Michael Madison et al. describe a novel evidence marshaling solution that significantly advances the state of the art. Its embodiment, the Knowledge Encapsulation Framework (KEF), offers a suite of semi-automated and configurable content harvesting, vetting, annotation and analysis capabilities within a wiki-enabled and user-friendly visual interface that supports collaborative work across distributed teams of analysts. The framework assists analysts in distilling relevant information from traditional and social media sources to support model development and calibration, providing model transparency through knowledge and evidence reachback, and establishing data provenance/pedigree.

Roderick Riensche and Paul Whitney describe an approach to fostering collaborative decision-making based on the combination of modeling and gaming methodologies and capabilities. The approach relies on the use of formal models to inform game development, and the use of gaming techniques to generate data for modeling. They describe the development of an “Illicit Trafficking” prototype game as an exemplification of the approach. The resulting framework combines human expertise and actions with computational modeling capabilities to provide a decision-making environment that may approach the richness and diversity of the human behaviors targeted for prediction.

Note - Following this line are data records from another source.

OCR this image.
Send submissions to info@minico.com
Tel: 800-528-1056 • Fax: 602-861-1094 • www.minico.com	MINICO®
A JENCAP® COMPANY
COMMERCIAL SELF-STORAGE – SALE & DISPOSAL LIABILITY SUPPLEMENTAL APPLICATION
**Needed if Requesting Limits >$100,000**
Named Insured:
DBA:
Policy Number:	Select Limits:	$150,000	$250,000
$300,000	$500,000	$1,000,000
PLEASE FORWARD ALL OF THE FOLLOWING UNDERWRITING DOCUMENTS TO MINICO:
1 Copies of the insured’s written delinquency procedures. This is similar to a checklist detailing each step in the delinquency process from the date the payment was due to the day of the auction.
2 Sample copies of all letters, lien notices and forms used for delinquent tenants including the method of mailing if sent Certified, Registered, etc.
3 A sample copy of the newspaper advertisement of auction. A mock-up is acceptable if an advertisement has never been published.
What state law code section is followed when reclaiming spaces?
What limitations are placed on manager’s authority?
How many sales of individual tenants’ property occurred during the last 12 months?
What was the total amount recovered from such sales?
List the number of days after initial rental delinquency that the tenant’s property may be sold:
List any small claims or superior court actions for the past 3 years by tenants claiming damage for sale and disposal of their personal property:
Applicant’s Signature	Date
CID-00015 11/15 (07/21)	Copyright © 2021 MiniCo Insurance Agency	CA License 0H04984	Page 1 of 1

Kshanti Greene, Dan Thomsen and Pietro Michelucci present preliminary results from two massively collaborative problem solving (MCPS) studies that leverage large scale distributed collaboration to solve complex problems. The problem solving environments described encourage deep reasoning to emerge by combining small contributions from many individuals to solve dynamic and previously unsolved problems. Problem solvers are encouraged to decompose a complex problem into parts so as to harness the contribution of individuals with diverse skills and experiences. The paper includes a discussion of potential security applications, and the system security issues MCPS must address.

Predictive Analytics is now being increasingly recognized as a field of inquiry and capability development in its own right. Data mining, machine learning and modeling play a predominant role in its current applications. The vision we provide extends the boundaries of Predictive Analytics with reference to modeling aims, knowledge inputs, collaborative work, human-computer interaction, and relationships across these components. We believe that these extensions are essential in developing decision-support tools that maximize the effectiveness of human reasoning. We hope that the work presented in this special issue of Security Informatics can inspire scientists and engineers to take the next step in establishing Predictive Analytics and the science of risk management and decision-making for security and other domains alike.